Я страшно переживал и вместе с тем очень боялся просто выглянуть и посмотреть, кто там сидит в четвертом ряду. Но больше всего я боялся потому, что не мог понять, чего же я боюсь больше: увидеть его или не увидеть? Что, путано излагаю? А вы попробуйте, поставьте себя на мое место, и тогда сразу поймете, что я имею в виду.
В конце антракта я сбегал к Марку Захаровичу и объяснил, что мне нужна барабанная дробь: когда я застыну на месте и подниму вверх правую руку. Старик кивнул в ответ, громко рыгнул и помахал сухонькой ладошкой возле рта, волнами разгоняя чесночный аромат.
Между вторым звонком и третьим я подскочил к Васильичу и заявил, что собираюсь исполнять сегодня тройное сальто, и поэтому прошу его объявить, мол, рекордный трюк, и все такое – в тот момент, когда я застыну на месте и подниму вверх правую руку.
Васильич остолбенел и несколько мгновений стоял неподвижно. Затем он что-то такое пробормотал… Попытался возразить… Но я был уже за чертой. Мысленно я докручивал второй оборот и входил в третий. Я еще раз твердо сказал, что сделаю тройное сальто – во что бы то ни стало. "Сделаю – или сдохну!" – добавил про себя.
– Ну что ж… Если трюк готов… – промямлил Васильич, изображая согласие. И пожал плечами. – Если ты уже отрепетировал… Не осрамись… Публика, все ж таки.

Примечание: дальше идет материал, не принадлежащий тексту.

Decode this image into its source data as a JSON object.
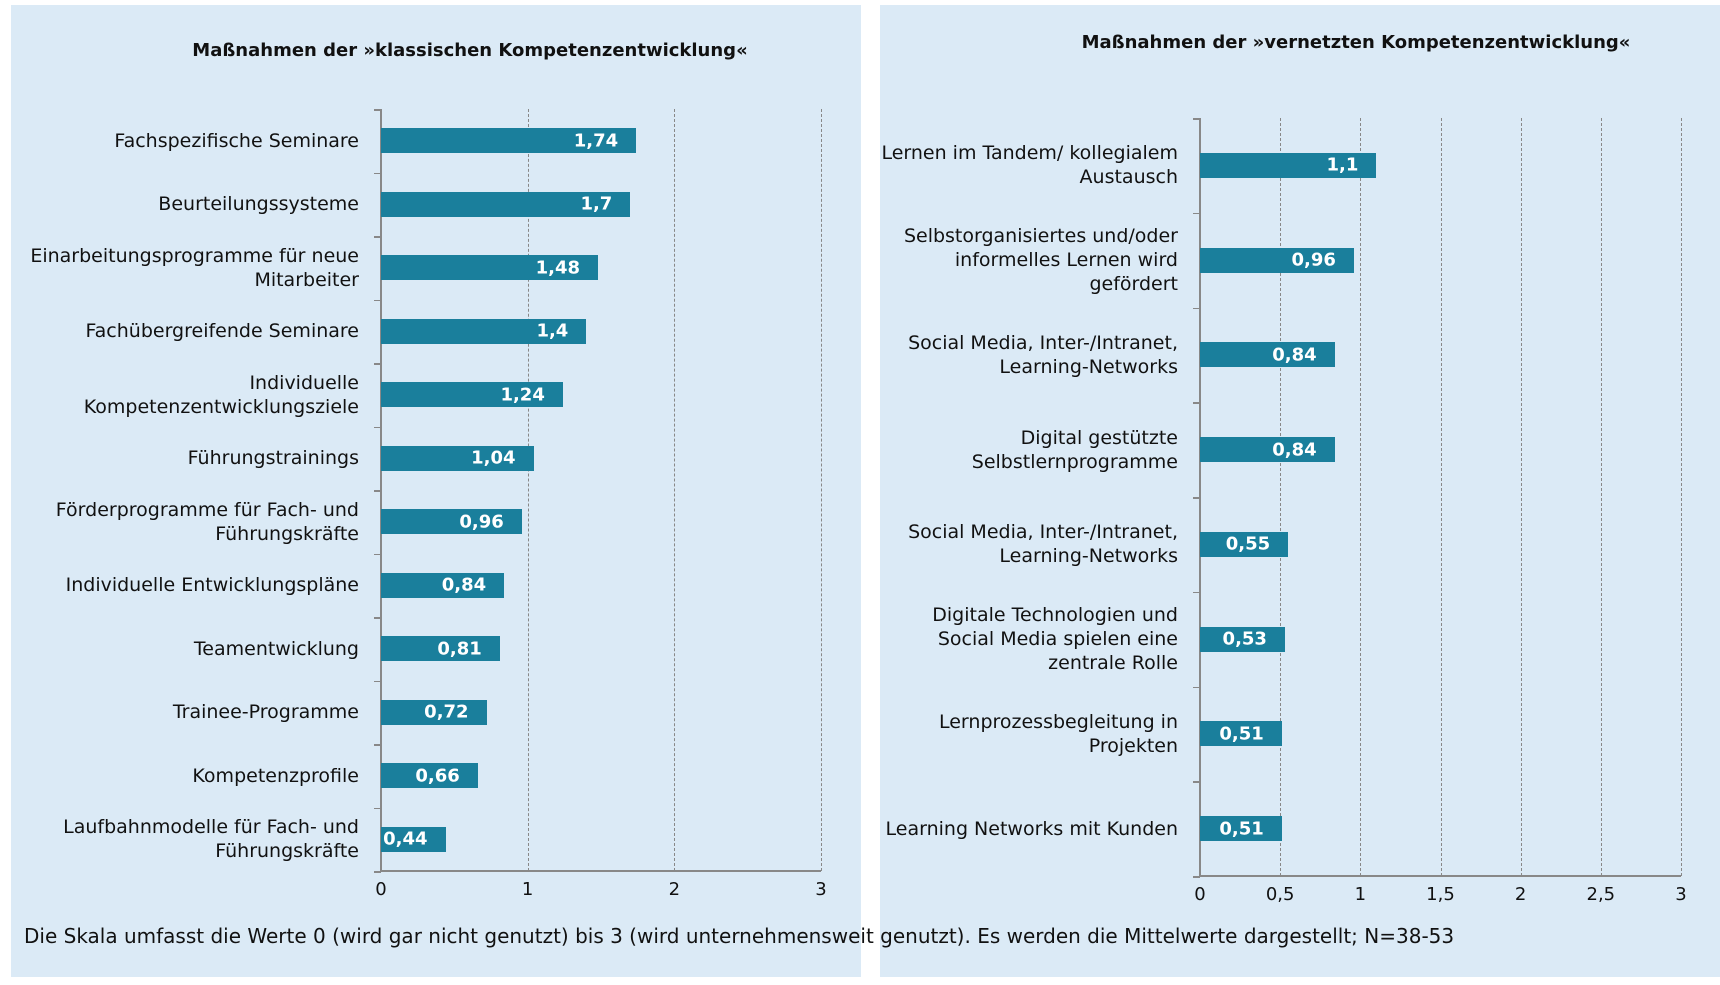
{
  "chart_data": [
    {
      "type": "hbar",
      "title": "Maßnahmen der »klassischen Kompetenzentwicklung«",
      "categories": [
        "Fachspezifische Seminare",
        "Beurteilungssysteme",
        "Einarbeitungsprogramme für neue Mitarbeiter",
        "Fachübergreifende Seminare",
        "Individuelle Kompetenzentwicklungsziele",
        "Führungstrainings",
        "Förderprogramme für Fach- und Führungskräfte",
        "Individuelle Entwicklungspläne",
        "Teamentwicklung",
        "Trainee-Programme",
        "Kompetenzprofile",
        "Laufbahnmodelle für Fach- und Führungskräfte"
      ],
      "values": [
        1.74,
        1.7,
        1.48,
        1.4,
        1.24,
        1.04,
        0.96,
        0.84,
        0.81,
        0.72,
        0.66,
        0.44
      ],
      "value_labels": [
        "1,74",
        "1,7",
        "1,48",
        "1,4",
        "1,24",
        "1,04",
        "0,96",
        "0,84",
        "0,81",
        "0,72",
        "0,66",
        "0,44"
      ],
      "color": "#1a7f9c",
      "xlim": [
        0,
        3
      ],
      "xticks": [
        0,
        1,
        2,
        3
      ],
      "grid": true
    },
    {
      "type": "hbar",
      "title": "Maßnahmen der »vernetzten Kompetenzentwicklung«",
      "categories": [
        "Lernen im Tandem/ kollegialem Austausch",
        "Selbstorganisiertes und/oder informelles Lernen wird gefördert",
        "Social Media, Inter-/Intranet, Learning-Networks",
        "Digital gestützte Selbstlernprogramme",
        "Social Media, Inter-/Intranet, Learning-Networks",
        "Digitale Technologien und Social Media spielen eine zentrale Rolle",
        "Lernprozessbegleitung in Projekten",
        "Learning Networks mit Kunden"
      ],
      "values": [
        1.1,
        0.96,
        0.84,
        0.84,
        0.55,
        0.53,
        0.51,
        0.51
      ],
      "value_labels": [
        "1,1",
        "0,96",
        "0,84",
        "0,84",
        "0,55",
        "0,53",
        "0,51",
        "0,51"
      ],
      "color": "#1a7f9c",
      "xlim": [
        0,
        3
      ],
      "xticks": [
        0,
        {
          "value": 0.5,
          "label": "0,5"
        },
        1,
        {
          "value": 1.5,
          "label": "1,5"
        },
        2,
        {
          "value": 2.5,
          "label": "2,5"
        },
        3
      ],
      "grid": true
    }
  ],
  "note": "Die Skala umfasst die Werte 0 (wird gar nicht genutzt) bis 3 (wird unternehmensweit genutzt). Es werden die Mittelwerte dargestellt; N=38-53"
}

Но мне было наплевать: и на публику, и на Васильича, – на всех. Крылышки! Я думал только о них, и ни о чем больше!
* * *
И вот – марш. Васильич раскатисто объявляет, с каждым словом все повышая и повышая голос: "Выступают… воздушные гимнасты…", затем вполоборота поворачивается лицом к занавесу и делает рукой широкий жест, предваряя наш выход.
Мы бодро выбегаем и на мгновение застываем посреди арены, ослепленные разноцветным сиянием софитов. Стоим, слегка щурясь, привыкаем к яркому освещению. Пятки вместе, носки врозь, руки приветственно воздеты и разведены в разные стороны; рты растянуты до ушей. Улыбка – это то, без чего на манеж выходить нельзя. Это универсальная маска, которая во все время выступления должна оставаться на лице.

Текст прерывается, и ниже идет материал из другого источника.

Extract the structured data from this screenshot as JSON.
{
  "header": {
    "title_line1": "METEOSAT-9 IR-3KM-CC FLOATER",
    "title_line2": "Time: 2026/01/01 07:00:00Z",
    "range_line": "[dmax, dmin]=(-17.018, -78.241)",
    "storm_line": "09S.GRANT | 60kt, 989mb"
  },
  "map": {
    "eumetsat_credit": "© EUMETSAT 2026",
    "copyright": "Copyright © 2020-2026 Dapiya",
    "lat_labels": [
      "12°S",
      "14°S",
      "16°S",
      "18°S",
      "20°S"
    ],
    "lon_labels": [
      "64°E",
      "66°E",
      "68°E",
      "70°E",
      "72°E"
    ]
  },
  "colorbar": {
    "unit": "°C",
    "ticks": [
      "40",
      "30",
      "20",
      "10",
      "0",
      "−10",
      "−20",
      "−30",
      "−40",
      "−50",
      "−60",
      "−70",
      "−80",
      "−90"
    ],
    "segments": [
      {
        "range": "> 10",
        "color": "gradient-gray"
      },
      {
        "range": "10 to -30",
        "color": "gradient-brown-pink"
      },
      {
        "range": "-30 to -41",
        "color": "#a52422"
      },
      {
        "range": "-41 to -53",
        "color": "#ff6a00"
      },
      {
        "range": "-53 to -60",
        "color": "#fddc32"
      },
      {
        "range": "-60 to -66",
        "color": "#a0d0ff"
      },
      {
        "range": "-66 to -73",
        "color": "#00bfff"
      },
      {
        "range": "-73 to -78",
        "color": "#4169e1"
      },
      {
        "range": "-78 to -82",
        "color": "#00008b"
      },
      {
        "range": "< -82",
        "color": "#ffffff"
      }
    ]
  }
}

Ты можешь сорваться с проволоки, с каната, с трапеции, разбиться на тысячу осколков, сломать шею и больше никогда не почувствовать собственного тела, но пока ты на манеже – улыбайся, черт возьми! Ну, а если уж совсем худо, и улыбки не получается – уткни лицо в ковер; не зря же он красного цвета – и не то подчас скрывает.

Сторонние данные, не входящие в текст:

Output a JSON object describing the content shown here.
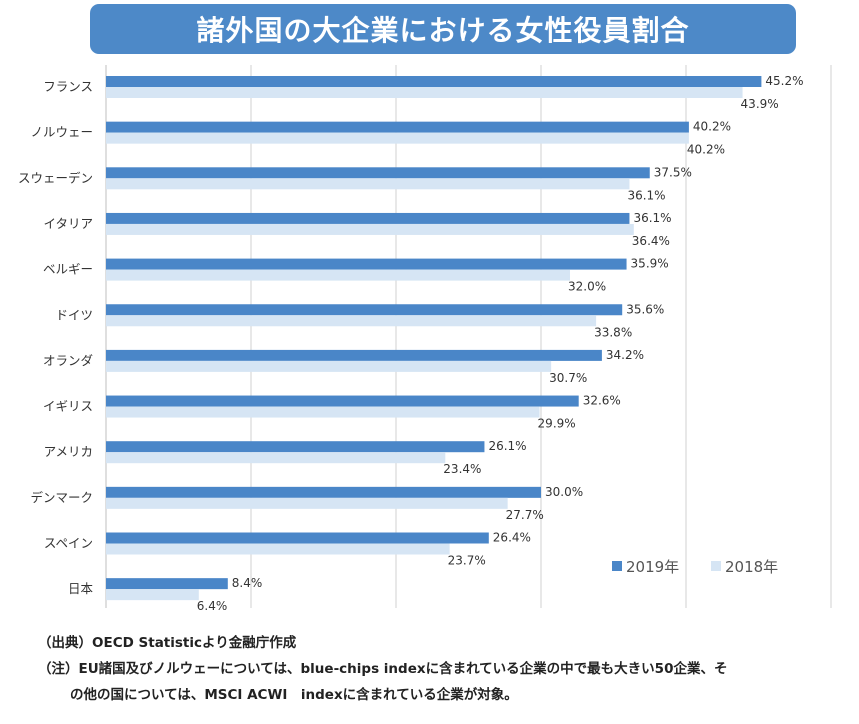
{
  "title": "諸外国の大企業における女性役員割合",
  "chart_data": {
    "type": "bar",
    "orientation": "horizontal",
    "title": "諸外国の大企業における女性役員割合",
    "categories": [
      "フランス",
      "ノルウェー",
      "スウェーデン",
      "イタリア",
      "ベルギー",
      "ドイツ",
      "オランダ",
      "イギリス",
      "アメリカ",
      "デンマーク",
      "スペイン",
      "日本"
    ],
    "series": [
      {
        "name": "2019年",
        "color": "#4a86c8",
        "values": [
          45.2,
          40.2,
          37.5,
          36.1,
          35.9,
          35.6,
          34.2,
          32.6,
          26.1,
          30.0,
          26.4,
          8.4
        ],
        "labels": [
          "45.2%",
          "40.2%",
          "37.5%",
          "36.1%",
          "35.9%",
          "35.6%",
          "34.2%",
          "32.6%",
          "26.1%",
          "30.0%",
          "26.4%",
          "8.4%"
        ]
      },
      {
        "name": "2018年",
        "color": "#d6e5f4",
        "values": [
          43.9,
          40.2,
          36.1,
          36.4,
          32.0,
          33.8,
          30.7,
          29.9,
          23.4,
          27.7,
          23.7,
          6.4
        ],
        "labels": [
          "43.9%",
          "40.2%",
          "36.1%",
          "36.4%",
          "32.0%",
          "33.8%",
          "30.7%",
          "29.9%",
          "23.4%",
          "27.7%",
          "23.7%",
          "6.4%"
        ]
      }
    ],
    "xlim": [
      0,
      50
    ],
    "grid": true,
    "legend": "bottom-right"
  },
  "notes": {
    "source": "（出典）OECD Statisticより金融庁作成",
    "note_line1": "（注）EU諸国及びノルウェーについては、blue-chips indexに含まれている企業の中で最も大きい50企業、そ",
    "note_line2": "の他の国については、MSCI ACWI　indexに含まれている企業が対象。"
  }
}
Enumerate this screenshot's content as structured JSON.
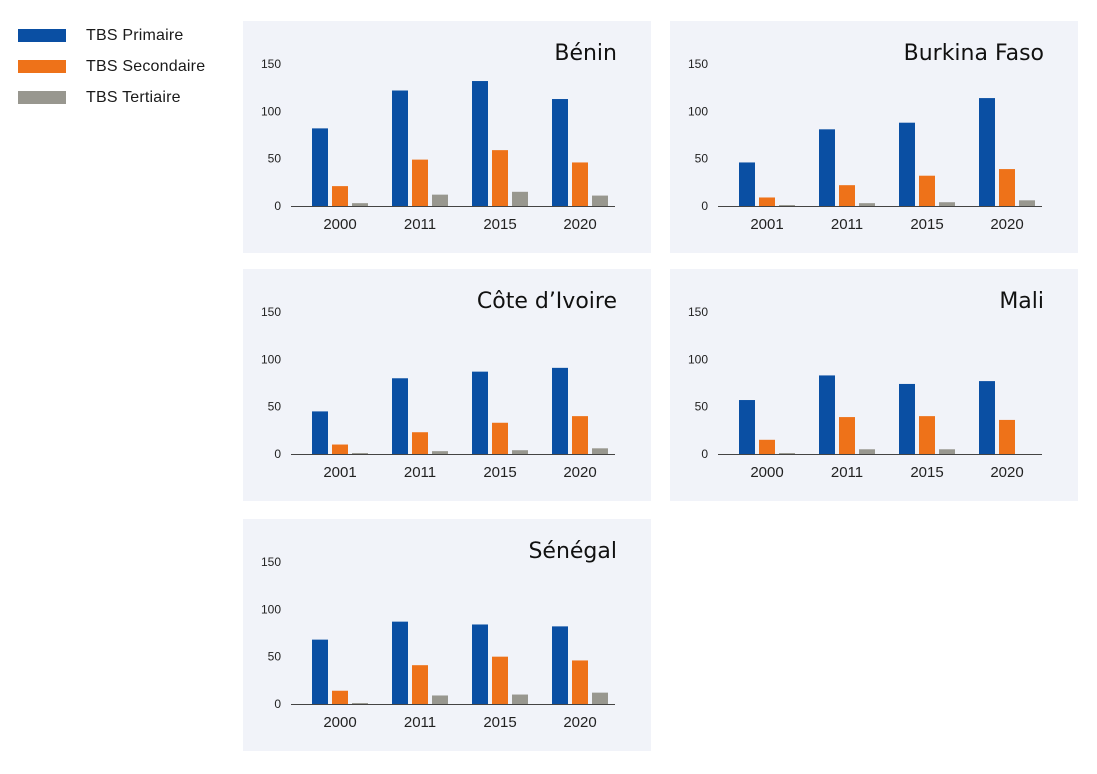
{
  "legend": {
    "items": [
      {
        "label": "TBS Primaire",
        "color": "#0a4fa3"
      },
      {
        "label": "TBS Secondaire",
        "color": "#ee7219"
      },
      {
        "label": "TBS Tertiaire",
        "color": "#98978f"
      }
    ]
  },
  "chart_data": [
    {
      "type": "bar",
      "title": "Bénin",
      "categories": [
        "2000",
        "2011",
        "2015",
        "2020"
      ],
      "yticks": [
        0,
        50,
        100,
        150
      ],
      "ylim": [
        0,
        150
      ],
      "series": [
        {
          "name": "TBS Primaire",
          "values": [
            82,
            122,
            132,
            113
          ]
        },
        {
          "name": "TBS Secondaire",
          "values": [
            21,
            49,
            59,
            46
          ]
        },
        {
          "name": "TBS Tertiaire",
          "values": [
            3,
            12,
            15,
            11
          ]
        }
      ]
    },
    {
      "type": "bar",
      "title": "Burkina Faso",
      "categories": [
        "2001",
        "2011",
        "2015",
        "2020"
      ],
      "yticks": [
        0,
        50,
        100,
        150
      ],
      "ylim": [
        0,
        150
      ],
      "series": [
        {
          "name": "TBS Primaire",
          "values": [
            46,
            81,
            88,
            114
          ]
        },
        {
          "name": "TBS Secondaire",
          "values": [
            9,
            22,
            32,
            39
          ]
        },
        {
          "name": "TBS Tertiaire",
          "values": [
            1,
            3,
            4,
            6
          ]
        }
      ]
    },
    {
      "type": "bar",
      "title": "Côte d’Ivoire",
      "categories": [
        "2001",
        "2011",
        "2015",
        "2020"
      ],
      "yticks": [
        0,
        50,
        100,
        150
      ],
      "ylim": [
        0,
        150
      ],
      "series": [
        {
          "name": "TBS Primaire",
          "values": [
            45,
            80,
            87,
            91
          ]
        },
        {
          "name": "TBS Secondaire",
          "values": [
            10,
            23,
            33,
            40
          ]
        },
        {
          "name": "TBS Tertiaire",
          "values": [
            1,
            3,
            4,
            6
          ]
        }
      ]
    },
    {
      "type": "bar",
      "title": "Mali",
      "categories": [
        "2000",
        "2011",
        "2015",
        "2020"
      ],
      "yticks": [
        0,
        50,
        100,
        150
      ],
      "ylim": [
        0,
        150
      ],
      "series": [
        {
          "name": "TBS Primaire",
          "values": [
            57,
            83,
            74,
            77
          ]
        },
        {
          "name": "TBS Secondaire",
          "values": [
            15,
            39,
            40,
            36
          ]
        },
        {
          "name": "TBS Tertiaire",
          "values": [
            1,
            5,
            5,
            0
          ]
        }
      ]
    },
    {
      "type": "bar",
      "title": "Sénégal",
      "categories": [
        "2000",
        "2011",
        "2015",
        "2020"
      ],
      "yticks": [
        0,
        50,
        100,
        150
      ],
      "ylim": [
        0,
        150
      ],
      "series": [
        {
          "name": "TBS Primaire",
          "values": [
            68,
            87,
            84,
            82
          ]
        },
        {
          "name": "TBS Secondaire",
          "values": [
            14,
            41,
            50,
            46
          ]
        },
        {
          "name": "TBS Tertiaire",
          "values": [
            1,
            9,
            10,
            12
          ]
        }
      ]
    }
  ]
}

Только клоун вовсе не обязан улыбаться публике; перед ним задача потруднее – он обязан вызывать у публики смех.
Итак, мы выходим на манеж. Я все еще не решаюсь посмотреть, кто же там сидит в четвертом ряду, справа от занавеса.
Мы с Женькой хватаемся за лестницы и лезем наверх.
Я не чувствую своего веса и, кажется, прикладываю огромные усилия, чтобы не выпустить из рук веревку и не взлететь под самый купол.
Конечно, руки у меня почти такие же сильные, как и ноги: один раз на спор я сбросил ботинки, сунул в них ладони, чтобы не испачкать, и поднялся по ступенькам на пятый этаж – на одних только руках. Но все равно, никогда прежде не ощущал я такой легкости в теле.
Вот Женька уселся на штамберте и начал раскачиваться. Раскачавшись, он перевернулся вниз головой, уперся в перекладину животом и обвил ногами стропы. Теперь его чуткие цепкие пальцы свободны, и он внимательно следит за каждым моим движением.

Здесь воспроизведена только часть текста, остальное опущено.